A special treat for me as a boy in Guyana was imported tea biscuits from England. Two well known brands were Peek Frean and Huntley and Palmer, These tea biscuits included ginger snaps, short bread, cream sandwich biscuits and Marie biscuits. Wafers with cream in-between which we called "mouth organ" biscuits were my favourite.
Marie biscuits were my mother's favourite. We saw these imported biscuits once a year at Christmas time in our household. My father would buy a tin of assorted biscuits and bring it out on Christmas day. We were then allowed to eat one or two, as they were strictly rationed.
The empty, round, tin cans, were later used as storage containers for Christmas sponge and black cakes. We did not have a refrigerator in our house. The larger, square tin can, was used as a bread can (bin) to store our bread. That can sat on the dining room table all day long. We, as children, could only open it at meal time. Sad to say, at some times it was empty!
I have an old, faded picture with the bread can on the dining table in the background at our house in King Street in New Amsterdam in the 1950's. This was a haunted house and at night we could hear the "jumbies" (spirits) throwing things around, but fortunately for us, they never got into the bread can.
Marie biscuit, made by Peek Frean, is still available today. It's a plain, kind of sweet, round biscuit, with its name engraved in the top surface. Marie biscuits were very popular and exported around the world. Their flavour made them suitable for drinking with milk and tea. The Marie biscuit was made by the English Bakery, Peek Frean in London, England in 1874, to commemorate the marriage of the Grand Duchess of Russia to the then Duke of Edinburgh. The Peek Frean Company always had on their biscuit cans the inscription, "by appointment to Her Majesty the Queen".
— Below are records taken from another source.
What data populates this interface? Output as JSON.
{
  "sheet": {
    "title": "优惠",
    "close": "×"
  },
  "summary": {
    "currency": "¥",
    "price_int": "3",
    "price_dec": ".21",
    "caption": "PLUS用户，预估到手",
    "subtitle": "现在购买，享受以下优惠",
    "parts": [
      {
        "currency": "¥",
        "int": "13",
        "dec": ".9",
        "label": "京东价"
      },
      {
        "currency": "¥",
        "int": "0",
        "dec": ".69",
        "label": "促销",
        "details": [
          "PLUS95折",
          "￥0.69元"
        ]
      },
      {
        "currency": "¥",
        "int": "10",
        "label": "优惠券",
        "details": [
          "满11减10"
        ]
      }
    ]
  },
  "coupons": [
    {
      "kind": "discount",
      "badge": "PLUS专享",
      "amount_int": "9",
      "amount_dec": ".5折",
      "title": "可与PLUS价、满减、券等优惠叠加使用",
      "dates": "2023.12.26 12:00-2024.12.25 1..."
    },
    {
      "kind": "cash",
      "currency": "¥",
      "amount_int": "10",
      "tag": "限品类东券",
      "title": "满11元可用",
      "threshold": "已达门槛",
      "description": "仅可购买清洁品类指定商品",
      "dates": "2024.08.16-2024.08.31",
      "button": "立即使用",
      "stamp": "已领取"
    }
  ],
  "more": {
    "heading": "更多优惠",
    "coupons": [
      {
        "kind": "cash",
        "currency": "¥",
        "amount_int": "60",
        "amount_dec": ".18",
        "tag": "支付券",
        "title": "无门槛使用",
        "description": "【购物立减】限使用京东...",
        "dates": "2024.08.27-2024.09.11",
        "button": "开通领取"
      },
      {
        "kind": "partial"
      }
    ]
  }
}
Salt biscuits could be eaten with butter, peanut butter, jam, guava jelly, cheese or "fresh tongue" (nothing on it). There were two kinds of butter – imported table butter which the well-to do could afford, and locally made salt butter. This butter was a kind of reddish butter that often went rancid.
Now that I have given you some biscuits to think about, go and chew on them. If the creeks don't rise and the sun still shines I'll be talking to you.